Flash Flood Watch Issued for the Region

By Lexie Verdon
Washington Post Staff Writer
Sunday, June 25, 2006; 6:18 PM

Hard rain storms soaked the Washington area last night and this morning, bringing much needed moisture for parched lawns, gardens and trees but also treacherous conditions along some roadways and streams.

The National Weather Service said late this afternoon that a flash flood watch was in effect until Monday morning and that more thunderstorms could be moving through the region throughout the evening. Information posted on the weather service Web site said the evening storms could bring two to four more inches of rain, lightning and wind gusts up to 30 mph to the Washington area.

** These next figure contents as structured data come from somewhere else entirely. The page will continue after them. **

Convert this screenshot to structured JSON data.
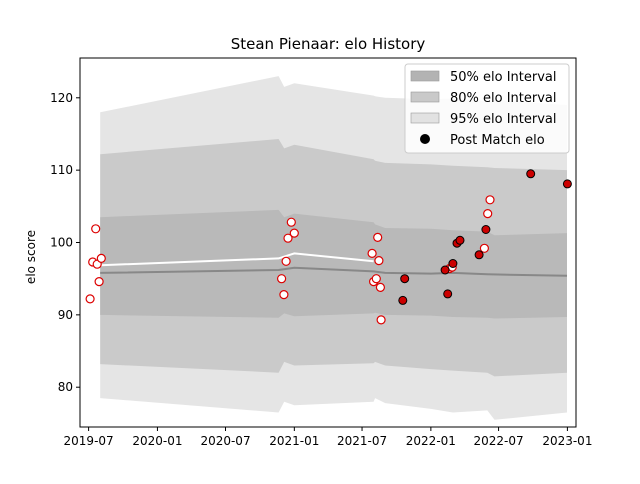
{
  "chart_data": {
    "type": "scatter",
    "title": "Stean Pienaar: elo History",
    "xlabel": "",
    "ylabel": "elo score",
    "x_range": [
      "2019-06-08",
      "2023-01-24"
    ],
    "ylim": [
      74.5,
      125.5
    ],
    "x_ticks": [
      {
        "date": "2019-07-01",
        "label": "2019-07"
      },
      {
        "date": "2020-01-01",
        "label": "2020-01"
      },
      {
        "date": "2020-07-01",
        "label": "2020-07"
      },
      {
        "date": "2021-01-01",
        "label": "2021-01"
      },
      {
        "date": "2021-07-01",
        "label": "2021-07"
      },
      {
        "date": "2022-01-01",
        "label": "2022-01"
      },
      {
        "date": "2022-07-01",
        "label": "2022-07"
      },
      {
        "date": "2023-01-01",
        "label": "2023-01"
      }
    ],
    "y_ticks": [
      80,
      90,
      100,
      110,
      120
    ],
    "grid": false,
    "legend": {
      "position": "top-right",
      "entries": [
        {
          "label": "50% elo Interval",
          "color": "#b3b3b3"
        },
        {
          "label": "80% elo Interval",
          "color": "#c9c9c9"
        },
        {
          "label": "95% elo Interval",
          "color": "#e2e2e2"
        },
        {
          "label": "Post Match elo",
          "color": "#000000"
        }
      ]
    },
    "intervals": [
      {
        "name": "95% elo Interval",
        "color": "#e5e5e5",
        "x": [
          "2019-08-01",
          "2020-11-20",
          "2020-12-05",
          "2021-01-01",
          "2021-08-01",
          "2021-08-05",
          "2021-09-01",
          "2022-01-01",
          "2022-03-01",
          "2022-06-01",
          "2022-06-20",
          "2022-12-31"
        ],
        "upper": [
          118.0,
          123.0,
          121.5,
          122.0,
          120.3,
          120.2,
          120.0,
          119.8,
          119.9,
          119.5,
          119.7,
          119.0
        ],
        "lower": [
          78.5,
          76.5,
          78.0,
          77.5,
          78.0,
          78.5,
          77.8,
          77.0,
          76.5,
          76.8,
          75.5,
          76.5
        ]
      },
      {
        "name": "80% elo Interval",
        "color": "#cacaca",
        "x": [
          "2019-08-01",
          "2020-11-20",
          "2020-12-05",
          "2021-01-01",
          "2021-08-01",
          "2021-08-05",
          "2021-09-01",
          "2022-01-01",
          "2022-03-01",
          "2022-06-01",
          "2022-06-20",
          "2022-12-31"
        ],
        "upper": [
          112.2,
          114.3,
          113.0,
          113.5,
          111.5,
          111.3,
          111.0,
          110.8,
          110.6,
          110.4,
          110.3,
          110.0
        ],
        "lower": [
          83.2,
          82.0,
          83.5,
          83.0,
          83.3,
          83.5,
          83.0,
          82.5,
          82.3,
          82.0,
          81.5,
          82.0
        ]
      },
      {
        "name": "50% elo Interval",
        "color": "#b9b9b9",
        "x": [
          "2019-08-01",
          "2020-11-20",
          "2020-12-05",
          "2021-01-01",
          "2021-08-01",
          "2021-08-05",
          "2021-09-01",
          "2022-01-01",
          "2022-03-01",
          "2022-06-01",
          "2022-06-20",
          "2022-12-31"
        ],
        "upper": [
          103.5,
          104.5,
          103.5,
          104.0,
          102.8,
          102.5,
          102.0,
          101.9,
          101.7,
          101.5,
          101.0,
          101.3
        ],
        "lower": [
          90.0,
          89.6,
          90.2,
          89.8,
          90.2,
          90.3,
          90.0,
          89.9,
          89.7,
          89.6,
          89.5,
          89.7
        ]
      }
    ],
    "series": [
      {
        "color": "#888888",
        "x": [
          "2019-08-01",
          "2020-11-20",
          "2021-01-01",
          "2021-08-01",
          "2021-09-01",
          "2022-01-01",
          "2022-03-01",
          "2022-06-01",
          "2022-12-31"
        ],
        "y": [
          95.8,
          96.2,
          96.5,
          96.0,
          95.8,
          95.7,
          95.8,
          95.6,
          95.4
        ]
      },
      {
        "color": "#ffffff",
        "x": [
          "2019-07-01",
          "2020-11-20",
          "2021-01-01",
          "2021-08-01"
        ],
        "y": [
          96.8,
          97.8,
          98.5,
          97.4
        ]
      }
    ],
    "points_open": {
      "fill": "#ffffff",
      "edge": "#dd0000",
      "points": [
        {
          "x": "2019-07-05",
          "y": 92.2
        },
        {
          "x": "2019-07-12",
          "y": 97.3
        },
        {
          "x": "2019-07-20",
          "y": 101.9
        },
        {
          "x": "2019-07-24",
          "y": 97.0
        },
        {
          "x": "2019-07-29",
          "y": 94.6
        },
        {
          "x": "2019-08-04",
          "y": 97.8
        },
        {
          "x": "2020-11-28",
          "y": 95.0
        },
        {
          "x": "2020-12-04",
          "y": 92.8
        },
        {
          "x": "2020-12-10",
          "y": 97.4
        },
        {
          "x": "2020-12-15",
          "y": 100.6
        },
        {
          "x": "2020-12-24",
          "y": 102.8
        },
        {
          "x": "2021-01-01",
          "y": 101.3
        },
        {
          "x": "2021-07-28",
          "y": 98.5
        },
        {
          "x": "2021-08-01",
          "y": 94.6
        },
        {
          "x": "2021-08-08",
          "y": 95.0
        },
        {
          "x": "2021-08-12",
          "y": 100.7
        },
        {
          "x": "2021-08-15",
          "y": 97.5
        },
        {
          "x": "2021-08-19",
          "y": 93.8
        },
        {
          "x": "2021-08-21",
          "y": 89.3
        },
        {
          "x": "2022-02-20",
          "y": 96.4
        },
        {
          "x": "2022-02-27",
          "y": 96.6
        },
        {
          "x": "2022-05-24",
          "y": 99.2
        },
        {
          "x": "2022-06-02",
          "y": 104.0
        },
        {
          "x": "2022-06-08",
          "y": 105.9
        }
      ]
    },
    "points_filled": {
      "fill": "#cc0000",
      "edge": "#000000",
      "points": [
        {
          "x": "2021-10-18",
          "y": 92.0
        },
        {
          "x": "2021-10-23",
          "y": 95.0
        },
        {
          "x": "2022-02-08",
          "y": 96.2
        },
        {
          "x": "2022-02-15",
          "y": 92.9
        },
        {
          "x": "2022-03-01",
          "y": 97.1
        },
        {
          "x": "2022-03-12",
          "y": 99.9
        },
        {
          "x": "2022-03-20",
          "y": 100.3
        },
        {
          "x": "2022-05-10",
          "y": 98.3
        },
        {
          "x": "2022-05-28",
          "y": 101.8
        },
        {
          "x": "2022-09-25",
          "y": 109.5
        },
        {
          "x": "2023-01-01",
          "y": 108.1
        }
      ]
    }
  }
}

The Weather Service said the stationary front producing the rain may not budge much through the early week, and rain could continue for several days.

Fairfax and Prince William counties were hit hard by the earlier storms, officials said. Several Fairfax roads, including Route 29 at the junction with Interstate 66 in Gainesville, Besley Road in the Wolf Trap area of Vienna, Stewart Mill Road at Birdfoot Lane east of Reston, and Hunter Mill Road at Cedar Pond Drive in Reston, were closed for a portion of the day because of water problems.

Heavy rains also fell along the Blue Ridge Mountains and in the region just to the west, and forecasters warned of flash flooding concerns for that area also. Over the evening, the weather service said, rain could fall at a rate of as much as 2 inches per hour and some areas could see as much as 5 inches of rain tonight.

The worst flooding, however, was reported on Maryland's Eastern Shore, especially northern Dorchester and southern Caroline counties. Some roads were washed out, officials told the Associated Press, and about 30 people were evacuated from their homes in Federalsburg, which had between 10 and 12 inches of rain overnight. Several homes in Galestown near the Delaware state line also had to be evacuated, AP reported.

The National Weather Service urged motorists not to drive through any standing water because cars can lose traction and be swept away.

Most of the local area has seen at least 1 inch to 1 1/2 inches of rain in the past 24 hours, according to Calvin Meadows, a meteorological technician at the Weather Service office in Sterling. But some areas directly along the weather front -- which stretches from central Virginia, through Southern Maryland up to southern New Jersey -- have received substantially more. Among the heaviest totals locally this morning, Meadows said, were 4 inches in Manassas in Virginia and 5 inches in Dunkirk in Maryland and nearly 4 inches in North Beach in Maryland.

A number of water rescues were reported late yesterday in the Baltimore area, Meadows said, and at least one was reported in the Centerville area of Fairfax County.